The Garda Commissioner has lost a court appeal against a decision quashing the Commissioner’s move to dismiss a Garda who had admitted engaging in a sexual act with a “vulnerable” witness at a Garda station in Co Waterford.

The ruling by the Court of Appeal has upheld a decision in the High Court which found that Garda Raymond Hegarty of Lismore Garda Station had already been the subject of a disciplinary process before the Garda Commissioner sought to dismiss him from the force.

An independent appeal board had imposed a reduced sanction of a monetary penalty.

The case arose from a complaint made by a member of the public regarding an incident at Lismore Garda Station on 15 March, 2017 which led to a disciplinary process.

Both Garda Hegarty and the complainant were interviewed by Superintendent Christopher Delaney, who had been appointed by the Garda Commissioner to investigate the alleged breaches of discipline by the Garda.

A board of inquiry was then established and Garda Hegarty was advised of the breaches of discipline alleged against him, that he conducted himself in a manner which he knew or ought to have known would be reasonably likely to discredit An Garda Síochána, by engaging in a sexual act with the complainant while on duty and during the course of taking a statement of evidence from the complainant, relating to the arrest of her sister the previous day.

It was also alleged that Garda Hegarty failed to record a statement of evidence from the complainant in relation to that arrest of her sister, in accordance with proper procedure.

The Garda “admitted the alleged breaches of discipline and the facts,” when the board of inquiry met to hear the allegations in September of 2018.

The board recommended that the applicant be required to retire or resign from the force, as an alternative to dismissal, in relation to the first breach of discipline; and that he be subjected to two weeks’ deduction of pay in relation to the second breach.

The Garda Commissioner accepted the board’s recommendations and he issued his decision to Garda Hegarty, requiring him to resign, as an alternative to dismissal, before 16 November, 2018, and that failure to do so would result in dismissal.

The Garda appealed the decision to an independent appeal board and this board imposed a “temporary reduction in pay of four weeks” in place of the Commissioner’s requirement for the Garda to resign, finding that the initial penalty was “disproportionate”.

The board, in reaching its decision, noted that the Garda was “deeply remorseful” for his actions and had already been suspended from 25 September, 2018, and was being fined the maximum allowed. He had also suffered “reputational damage within his community and at work” and his personal life had been “severely affected”.

The Garda was a father of young children with a mortgage and family to provide for.

Following the board’s decision, the applicant – Garda Hegarty – received a notice on 28 January, 2020, that he was suspended from 1 February to 1 May of that year, as the Garda Commissioner was considering the 2005 Garda Síochána Act which stated in Section 14 that the Commissioner may dismiss a member if of the opinion that the member’s continued membership would undermine confidence in the force, because of the member’s conduct.

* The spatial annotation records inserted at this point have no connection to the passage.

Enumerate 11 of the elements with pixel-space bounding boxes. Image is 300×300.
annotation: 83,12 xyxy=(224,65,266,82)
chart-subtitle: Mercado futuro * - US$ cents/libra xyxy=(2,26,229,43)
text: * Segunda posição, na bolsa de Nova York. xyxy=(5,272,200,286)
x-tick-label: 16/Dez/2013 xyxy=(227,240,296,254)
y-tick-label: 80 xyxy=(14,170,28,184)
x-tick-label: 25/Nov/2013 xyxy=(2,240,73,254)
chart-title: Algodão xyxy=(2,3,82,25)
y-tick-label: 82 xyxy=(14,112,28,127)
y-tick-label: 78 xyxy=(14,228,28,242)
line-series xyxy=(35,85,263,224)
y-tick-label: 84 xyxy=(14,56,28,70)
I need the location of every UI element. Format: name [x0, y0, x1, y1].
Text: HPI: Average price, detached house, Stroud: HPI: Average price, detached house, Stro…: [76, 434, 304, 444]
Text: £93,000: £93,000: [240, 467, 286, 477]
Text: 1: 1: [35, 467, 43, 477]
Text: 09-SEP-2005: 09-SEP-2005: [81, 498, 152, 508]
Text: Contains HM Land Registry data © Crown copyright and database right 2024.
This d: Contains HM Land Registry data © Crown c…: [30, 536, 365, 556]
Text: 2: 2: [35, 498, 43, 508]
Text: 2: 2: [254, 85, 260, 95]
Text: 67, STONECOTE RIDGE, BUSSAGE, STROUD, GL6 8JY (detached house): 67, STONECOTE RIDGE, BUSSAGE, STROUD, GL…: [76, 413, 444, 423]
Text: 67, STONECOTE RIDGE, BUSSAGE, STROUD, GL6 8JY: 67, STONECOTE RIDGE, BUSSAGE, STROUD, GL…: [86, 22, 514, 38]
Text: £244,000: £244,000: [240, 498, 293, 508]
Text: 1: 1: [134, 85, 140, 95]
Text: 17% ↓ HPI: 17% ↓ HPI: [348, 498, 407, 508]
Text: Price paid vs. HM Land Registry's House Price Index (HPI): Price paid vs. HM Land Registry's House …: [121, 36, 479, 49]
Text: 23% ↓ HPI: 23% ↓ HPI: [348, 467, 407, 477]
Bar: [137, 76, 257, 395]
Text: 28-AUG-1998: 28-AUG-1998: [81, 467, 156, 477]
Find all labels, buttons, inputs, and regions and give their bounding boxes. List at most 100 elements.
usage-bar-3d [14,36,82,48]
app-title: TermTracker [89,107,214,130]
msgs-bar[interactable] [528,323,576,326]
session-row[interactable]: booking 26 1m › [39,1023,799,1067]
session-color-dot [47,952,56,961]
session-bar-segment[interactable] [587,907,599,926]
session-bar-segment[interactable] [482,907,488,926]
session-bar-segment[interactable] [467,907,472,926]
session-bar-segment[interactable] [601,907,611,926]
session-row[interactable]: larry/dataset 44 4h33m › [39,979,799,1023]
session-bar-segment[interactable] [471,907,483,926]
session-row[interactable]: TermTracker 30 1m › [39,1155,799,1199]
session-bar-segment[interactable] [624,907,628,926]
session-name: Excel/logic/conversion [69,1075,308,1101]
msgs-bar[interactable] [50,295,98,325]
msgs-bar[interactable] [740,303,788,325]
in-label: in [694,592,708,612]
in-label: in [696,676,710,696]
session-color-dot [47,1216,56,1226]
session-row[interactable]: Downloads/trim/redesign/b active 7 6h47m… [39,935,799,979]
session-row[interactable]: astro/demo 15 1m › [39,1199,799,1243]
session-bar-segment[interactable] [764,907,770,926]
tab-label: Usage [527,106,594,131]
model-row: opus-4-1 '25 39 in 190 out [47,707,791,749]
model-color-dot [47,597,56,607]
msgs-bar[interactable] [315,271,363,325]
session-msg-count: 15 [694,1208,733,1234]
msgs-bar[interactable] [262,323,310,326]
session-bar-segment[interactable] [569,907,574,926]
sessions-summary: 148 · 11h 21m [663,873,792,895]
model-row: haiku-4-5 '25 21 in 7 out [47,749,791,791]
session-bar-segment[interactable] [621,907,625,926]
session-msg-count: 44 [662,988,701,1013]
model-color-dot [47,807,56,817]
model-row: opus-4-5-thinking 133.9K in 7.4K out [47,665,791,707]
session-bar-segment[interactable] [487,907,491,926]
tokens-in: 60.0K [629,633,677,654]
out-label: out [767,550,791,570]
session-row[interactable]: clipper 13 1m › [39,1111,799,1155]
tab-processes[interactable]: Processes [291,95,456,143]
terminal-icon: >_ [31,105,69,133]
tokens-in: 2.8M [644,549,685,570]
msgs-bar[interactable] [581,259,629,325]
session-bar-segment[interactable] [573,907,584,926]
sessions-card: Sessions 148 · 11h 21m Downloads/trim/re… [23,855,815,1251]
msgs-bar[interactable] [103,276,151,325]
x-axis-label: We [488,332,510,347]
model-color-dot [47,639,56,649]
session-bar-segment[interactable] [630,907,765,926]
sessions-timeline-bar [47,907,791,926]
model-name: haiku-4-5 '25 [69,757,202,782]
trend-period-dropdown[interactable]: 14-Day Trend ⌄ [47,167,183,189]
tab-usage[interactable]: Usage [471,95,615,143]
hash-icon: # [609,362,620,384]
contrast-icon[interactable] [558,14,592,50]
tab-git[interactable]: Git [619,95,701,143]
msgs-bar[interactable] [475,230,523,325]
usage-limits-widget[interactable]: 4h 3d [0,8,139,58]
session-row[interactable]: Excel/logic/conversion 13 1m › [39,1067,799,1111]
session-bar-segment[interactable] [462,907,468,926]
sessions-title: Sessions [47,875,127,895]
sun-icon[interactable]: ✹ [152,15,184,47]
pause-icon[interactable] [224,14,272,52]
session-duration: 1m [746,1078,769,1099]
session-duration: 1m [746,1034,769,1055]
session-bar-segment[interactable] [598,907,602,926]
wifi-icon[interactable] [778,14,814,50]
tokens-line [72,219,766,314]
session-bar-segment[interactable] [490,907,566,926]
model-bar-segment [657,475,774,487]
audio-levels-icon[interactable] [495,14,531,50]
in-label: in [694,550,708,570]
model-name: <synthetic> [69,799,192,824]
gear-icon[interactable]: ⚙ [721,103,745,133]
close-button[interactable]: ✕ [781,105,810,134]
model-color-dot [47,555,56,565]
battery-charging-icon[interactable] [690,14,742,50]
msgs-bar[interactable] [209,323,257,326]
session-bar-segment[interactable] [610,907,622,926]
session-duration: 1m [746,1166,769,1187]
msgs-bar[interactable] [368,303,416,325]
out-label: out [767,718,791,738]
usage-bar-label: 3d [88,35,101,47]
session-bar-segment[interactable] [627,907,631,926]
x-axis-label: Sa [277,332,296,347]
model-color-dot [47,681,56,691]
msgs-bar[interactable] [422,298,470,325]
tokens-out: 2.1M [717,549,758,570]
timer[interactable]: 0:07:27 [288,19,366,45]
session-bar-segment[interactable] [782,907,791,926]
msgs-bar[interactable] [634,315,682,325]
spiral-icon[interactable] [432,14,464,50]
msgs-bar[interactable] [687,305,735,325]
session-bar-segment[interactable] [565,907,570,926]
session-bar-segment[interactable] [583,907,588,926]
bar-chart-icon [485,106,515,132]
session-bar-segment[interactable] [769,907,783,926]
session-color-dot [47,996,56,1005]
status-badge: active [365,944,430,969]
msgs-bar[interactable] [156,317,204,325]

Garda Hegarty’s solicitor then wrote to the Commissioner stating that the suspension was “unlawful” as the appeals board had already made its decision, and calling for the Garda to be reinstated to duty.

On 31 March of that year, the Commissioner advised the Garda that, notwithstanding the decision of the appeals board, it was his opinion that the Garda’s dismissal was “necessary” to maintain public confidence in An Garda Síochána.

“It was asserted,” the Court of Appeal’s ruling states, “that the applicant breached the rights of a vulnerable female who attended at Lismore Garda Station on 15 March, 2017, ‘by interfering with her bodily integrity by engaging in inappropriate sexual activity with her in a Garda station’.”

The Garda was in a position of authority in the station and was aware that the female was vulnerable, the Commissioner said in his letter to the Garda.

Garda Hegarty took a Judicial Review case against the decision to suspend him, claiming that the Commissioner had acted “irrationally” and was in abuse of process and in breach of natural and constitutional justice, as the suspensions “effectively flew in the face” of the appeal board’s determination.

In its ruling, the High Court stated that the applicant [Garda] had “already been pursued once for misconduct and has had a penalty imposed for his conduct,” following a process instigated by the Commissioner who contended for the applicant’s removal from the force.

“An independent appeal board determined that such sanction was disproportionate, but imposed a penalty nonetheless. The applicant, having paid that penalty, is now being subject to a second process for the same conduct where there has been no change in the underlying facts and circumstances,” and this “fundamentally offends principles of constitutional justice”.

The Garda Commissioner appealed this ruling to the Court of Appeal, asserting that the High Court judge had “erred in law and/or fact” in a number of regards, including their finding that the Commissioner’s invocation of Section 14 of the Garda Síochána Act was “in breach of the applicant’s right to natural and constitutional justice”.

The Commissioner also argued that the judicial review proceedings taken by the applicant were “premature” as the Commissioner had only proceeded through stage one of the Section 14 process, in that he wrote to the applicant to tell him his opinion and was giving the applicant an opportunity to respond to his proposal to dismiss him.

Ms Justice Mary Faherty of the Court of Appeal said she “cannot accept the Commissioner’s argument” because the applicant’s own argument was that the Commissioner should never have embarked on the Section 14 process as the Garda had already been the subject of a disciplinary process. “He [the applicant Garda] cannot be said to have jumped the gun in initiating judicial review proceedings when he did.”

She noted that the Commissioner was not bound by the initial recommendation of the board of inquiry, which recommended that the Garda be asked to resign or retire, instead of dismissal, and that he could have “dismissed the applicant outright”. Instead, the Commissioner accepted the board’s recommendation and the Garda availed of his right to appeal, which led to the independent appeal board’s decision to impose monetary sanction.

It was the applicant’s case that, once the initial disciplinary process was invoked against him, the Commissioner could not then invoke the Section 14 process.

“Having regard to the circumstances of the present case, I am persuaded by the applicant’s submissions,” the court of appeal judge stated, adding that the section 14 process “cannot be operated ‘in a vacuum'” without regard to the earlier disciplinary process.

“In my view, the applicant is procedurally and substantively entitled to the benefits of the Appeal Board’s determination, which was that requiring him to resign in lieu of dismissal was a disproportionate sanction,” the judge said.

She did not agree with the Commissioner’s argument about the public confidence element being sufficient, in itself, to warrant invoking Section 14. Public confidence in the force “clearly permeated the deliberations” of both the Board of Inquiry and the Appeal Board, she said.

The judge concluded by saying that, in the circumstances “I am satisfied that the Commissioner had no lawful basis for invoking the s.14 (2) process” and, accordingly, dismissed the Commissioner’s appeal. It would “seem to follow” that the applicant should be awarded his costs, she said, giving the parties involved 28 days to seek any different costs order.